Running for the Soul

 

This post could have easily been called “Inspirational Runs” or “Running & Crying But in a Totally Good Way.”  Twice last week I went out for a training run ended up having something beyond a runner’s high.

What started out as a typical slog, set of mind games where it is my brain vs. my body and a few curses as I went up one of the bountiful series of hills my ‘hood possesses, turned into what I can only describe as an experience.  I’ve had runner’s high before but on Friday as I came up on a stretch of road that is part of my last leg I tuned in to the shade that graced my path on a very sunny day.  The Dogwood trees were all in their baby pink bloom and discarded petals showered the road before me.  As I ran down my last hill, the sun looking speckeled through the trees, a slight breeze drifting by, the petals swirling around me and Jack White’s (Yes, I will cop to an obsession) ‘Love Interruption’ begining to play I felt that everything suddenly became ideal.  A smile spread across my face, I closed my eyes and breathed it all in.  My body, my mind, my soul all seemed to be working together in perfect time.  I finished that run with average time but was left with a feeling that stayed for the rest of the day. A feeling that went beyond accomplishment and into the spiritual.

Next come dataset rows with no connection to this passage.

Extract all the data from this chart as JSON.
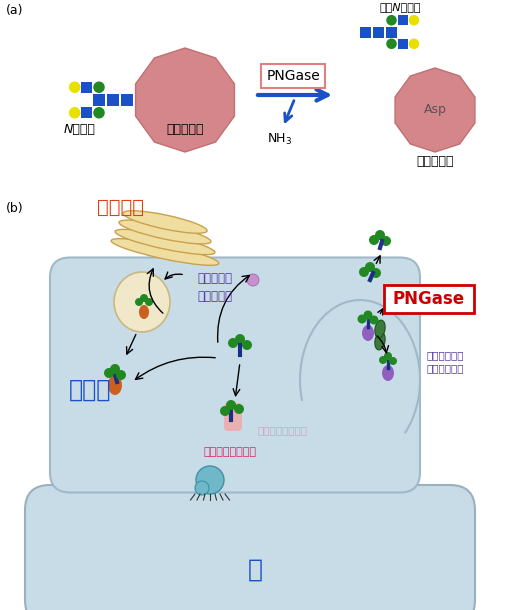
{
  "bg_color": "#ffffff",
  "panel_a_label": "(a)",
  "panel_b_label": "(b)",
  "protein_color": "#d4868a",
  "protein_ec": "#c07070",
  "blue_color": "#1a50c8",
  "green_color": "#228822",
  "yellow_color": "#e8e000",
  "pngase_box_ec": "#e08080",
  "arrow_blue": "#1a50c8",
  "asp_text": "Asp",
  "n_glycan_label": "N型糖鎖",
  "protein_label": "タンパク質",
  "free_glycan_label": "遠離N型糖鎖",
  "gorji_label": "ゴルジ体",
  "er_label": "小胞体",
  "nucleus_label": "核",
  "cytoplasm_text": "細胞質にて\n分解・除去",
  "bad_glycoprotein": "出来損ないの\n糖タンパク質",
  "new_glycoprotein": "新生糖タンパク質",
  "er_fill": "#c8dce8",
  "er_outline": "#a0b8c8",
  "gorji_fill": "#f0dea0",
  "gorji_ec": "#c8a050",
  "nucleus_fill": "#c8dce8",
  "nucleus_outline": "#9ab0be",
  "oval_fill": "#f0e8c8",
  "oval_ec": "#c8b880"
}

After that I didn’t expect to feel anything like that again for quite some time.  I’m behind on my training due to the pneumonia I had last month. While I know I will be ready for Zooma (10k)  in Annapolis in early June, I am not confident about that 13.1 half-marathon I have in just four weeks.  Not at all.  When I left the house for my long run on Sunday morning I felt pissed and frustrated.  Pissed that I got sick and frustrated that it took up that leap in training I really needed.  I was running 3 miles and 4 miles no problem each week but the jump to 5 during the week and six and seven on the weekend I had missed because I was wheezing and weak.

As I hit the first three miles I felt slow and had to walk a few hills.  Hills I used to be able to conquer.  I hit a straight stretch of parkway and knew my miles were winding down.  My mood improved and by the time I hit that same hill I had on Friday I knew I was in the homestretch. However, I was totally unprepared with the time that my iPod displayed. I was making record time and had only one calculated mile left.  Suddenly, I wanted to own this run!  No more sad one foot in front of the other.  No way!  I began to run, really run and it felt as if something or someone was actually pushing and propelling me forward with their hands on my shoulders.  I’ve never experienced anything like it.

When Enya’s ‘Orinoco Flow’ came on (this is not in my run rotation) a huge smile broke out on my face.  This song has some deeply rooted memories for me.  As a teenager E and I would play this song on the beach at all hours. We would dance across the sand, leaping, twirling and running. It could be in the dead of night, at sunset or sunrise.  It didn’t matter but we loved to jump about, arms outstretched feeling incredibly free while this song played.   Each time we played this song it was a truly joyous time.  I hadn’t heard this song in a very long time.  I ran faster but felt lighter, the smile became comically large and then tears poured down my face.  I pictured E and I, felt totally in tune with my body and all that it could do now and in the future and felt as if I was going to burst.  I hit a personal record with my time and then I ran another mile.  I felt that nuts. I felt that good.

Not all runs can be that amazing, that soulful and spiritual but the ones that are well, those are the ones that keep you going out, logging miles and training for what seems to be an impossible goal.  I thank God for those miles and my ability to experience them.

Comments

  1. Ana says

    Thank you for sharing.. It is the surreal feeling of internal peace and freedom that keeps us going back.